Muslim leaders ask Duterte to defer law criminalizing child marriage | Inquirer News

Muslim leaders ask Duterte to defer law criminalizing child marriage

/ 04:35 AM January 10, 2022

DAVAO CITY, Davao del Sur, Philippines — Muslim leaders in Mindanao appealed to President Rodrigo Duterte to defer the recently signed law criminalizing child marriage across the country as the practice is an integral part of their culture.

A day after a copy of Republic Act No. 11596, also known as An Act Prohibiting the Practice of Child Marriage and Imposing Penalties, was released on Thursday, a resolution was passed by the Bangsamoro Transition Authority (BTA), the interim governing body of the Bangsamoro Autonomous Region of Muslim Mindanao (BARMM), appealing to the President to stop the implementation of the law.


“We are asking the President to reconsider it and veto the law,” BARMM Labor and Employment Minister Romeo Sema told the Inquirer by phone on Sunday.

The new law signed by the President on Dec. 10 recognizes the need to abolish all traditional and cultural practices and structures that perpetuate discrimination, abuse, and exploitation of children, such as the practice of child marriage. Violators, including those who fixed, facilitated, or arranged child marriage, will be faced with a fine of at least P40,000 and a jail term of up to 12 years.

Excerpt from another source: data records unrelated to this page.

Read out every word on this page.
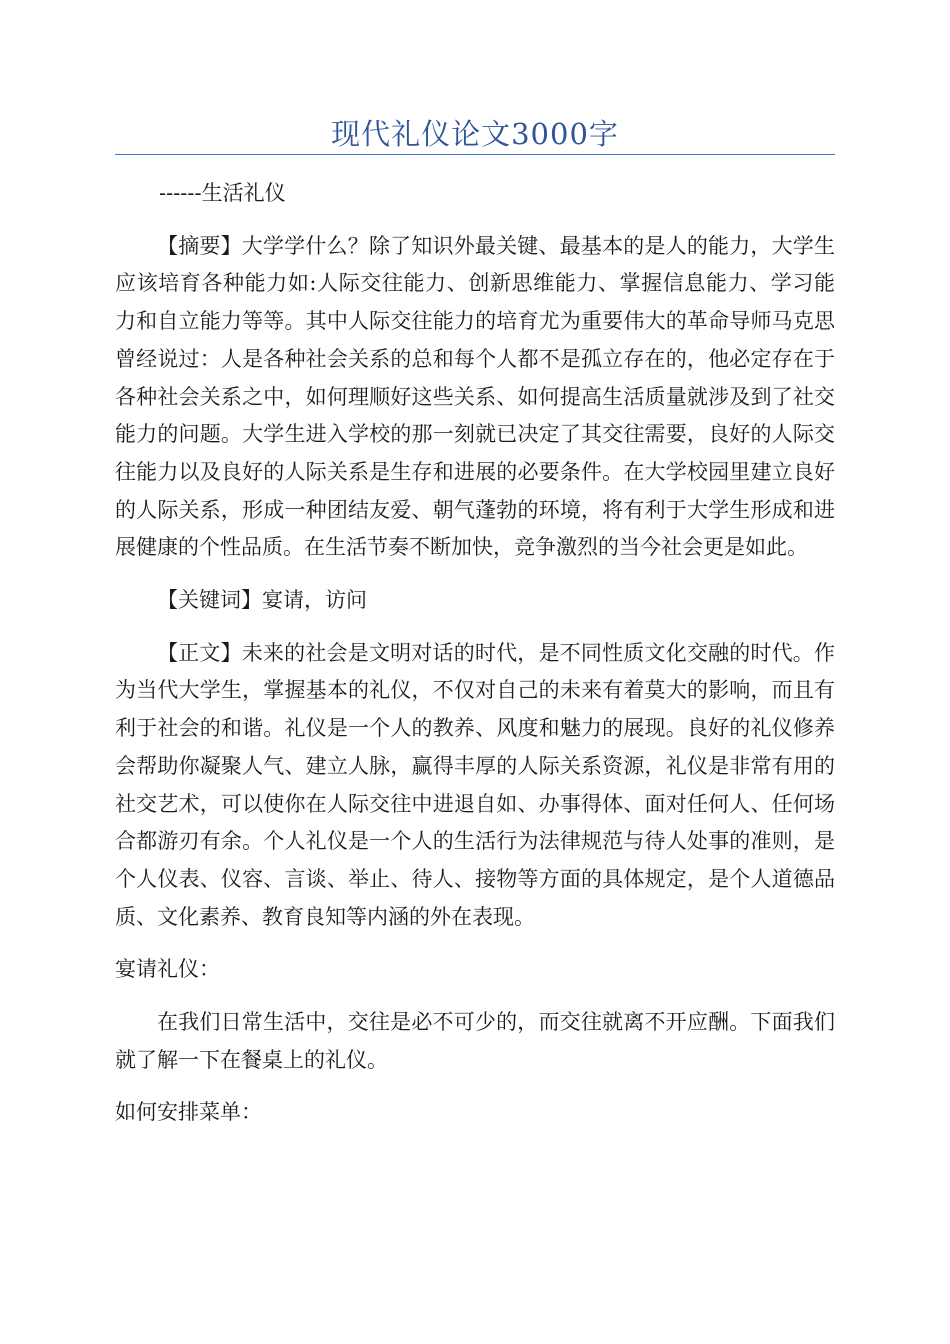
现代礼仪论文3000字

------生活礼仪

【摘要】大学学什么？除了知识外最关键、最基本的是人的能力，大学生应该培育各种能力如:人际交往能力、创新思维能力、掌握信息能力、学习能力和自立能力等等。其中人际交往能力的培育尤为重要伟大的革命导师马克思曾经说过：人是各种社会关系的总和每个人都不是孤立存在的，他必定存在于各种社会关系之中，如何理顺好这些关系、如何提高生活质量就涉及到了社交能力的问题。大学生进入学校的那一刻就已决定了其交往需要，良好的人际交往能力以及良好的人际关系是生存和进展的必要条件。在大学校园里建立良好的人际关系，形成一种团结友爱、朝气蓬勃的环境，将有利于大学生形成和进展健康的个性品质。在生活节奏不断加快，竞争激烈的当今社会更是如此。

【关键词】宴请，访问

【正文】未来的社会是文明对话的时代，是不同性质文化交融的时代。作为当代大学生，掌握基本的礼仪，不仅对自己的未来有着莫大的影响，而且有利于社会的和谐。礼仪是一个人的教养、风度和魅力的展现。良好的礼仪修养会帮助你凝聚人气、建立人脉，赢得丰厚的人际关系资源，礼仪是非常有用的社交艺术，可以使你在人际交往中进退自如、办事得体、面对任何人、任何场合都游刃有余。个人礼仪是一个人的生活行为法律规范与待人处事的准则，是个人仪表、仪容、言谈、举止、待人、接物等方面的具体规定，是个人道德品质、文化素养、教育良知等内涵的外在表现。

宴请礼仪：

在我们日常生活中，交往是必不可少的，而交往就离不开应酬。下面我们就了解一下在餐桌上的礼仪。

如何安排菜单：
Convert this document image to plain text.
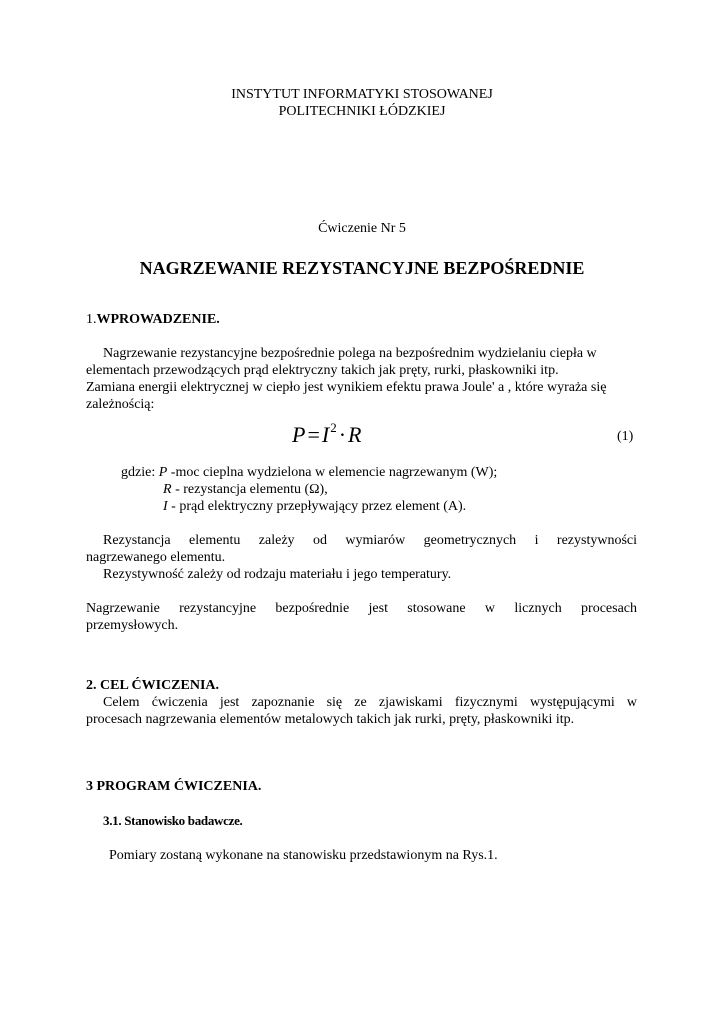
INSTYTUT INFORMATYKI STOSOWANEJ
POLITECHNIKI ŁÓDZKIEJ
Ćwiczenie Nr 5
NAGRZEWANIE REZYSTANCYJNE BEZPOŚREDNIE
1.WPROWADZENIE.
Nagrzewanie rezystancyjne bezpośrednie polega na bezpośrednim wydzielaniu ciepła w
elementach przewodzących prąd elektryczny takich jak pręty, rurki, płaskowniki itp.
Zamiana energii elektrycznej w ciepło jest wynikiem efektu prawa Joule' a , które wyraża się
zależnością:
$P=I^2\cdot R$	(1)
gdzie: P -moc cieplna wydzielona w elemencie nagrzewanym (W);
R - rezystancja elementu (Ω),
I - prąd elektryczny przepływający przez element (A).
Rezystancja elementu zależy od wymiarów geometrycznych i rezystywności
nagrzewanego elementu.
Rezystywność zależy od rodzaju materiału i jego temperatury.
Nagrzewanie rezystancyjne bezpośrednie jest stosowane w licznych procesach
przemysłowych.
2. CEL ĆWICZENIA.
Celem ćwiczenia jest zapoznanie się ze zjawiskami fizycznymi występującymi w
procesach nagrzewania elementów metalowych takich jak rurki, pręty, płaskowniki itp.
3 PROGRAM ĆWICZENIA.
3.1. Stanowisko badawcze.
Pomiary zostaną wykonane na stanowisku przedstawionym na Rys.1.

“The state recognizes the role of women in nation-building and shall therefore protect and promote their empowerment. This entails the abolition of the unequal structures and practices that perpetuate discrimination and inequality,” the law read.

Age of puberty

But Sema said the BTA believed otherwise.

“It’s culture. It is very hard to change,” he said, referring to Muslim men and women getting married at an early age.

Anwar Emblawa, a Muslim leader in Shariff Aguak town in Maguindanao, also said that in Islam, women were allowed to get married after they reached the stage of puberty.

“In Islam, there is no fixed age [for girls] to get married. As long as a girl reaches the age of puberty, [she and her husband] are allowed to get married,” he said.

In November 2015, as the then-proposed law was being deliberated, a fatwa, or formal legal opinion, signed by Abuhuraira Udasan, mufti of the Dar-al-ifta Bangsamoro, was endorsed clarifying the issues of early and forced marriage in the context of Islam, urging Filipino Muslim youth to “get married when the necessary conditions are met.”

The fatwa also clarified that the urgency was not applicable to the prepuberty or childhood stage, stressing that “Islam does not precisely fix any marriageable age” and in instances where the bride is under 18 years old, the couple can practice contraception to delay pregnancy.


Huge win

Globally, the Philippines ranks 12th in terms of the absolute number of child marriages and unions, with one in every six girls getting married before reaching their 18th year, according to the Philippine Commission on Women (PCW), a group advocating for the rights of women that welcomed the new measure.

“The law finally recognizes child marriage as a crime across the Philippines. It addresses legal gaps that allow this practice that threatens the health, well-being and development of children. With this enactment, we can protect girls from being trapped in an unwanted marriage, early pregnancy, violence, and other violations to their human rights and dignity,” said lawyer Kristine Rosary Yuzon-Chaves, PCW executive director.

Noraida Abo, the executive director of UnYPhil-Women, an organization based in Lanao del Sur province, instead urged the Bangsamoro leadership to support the law to protect Muslim girls from being forced into marriage.

“Ending child, early, and forced marriages is a huge win for the future of our Bangsamoro children,” Abo said. “We are one step closer to achieving our goal where we put an end to Bangsamoro children having children.”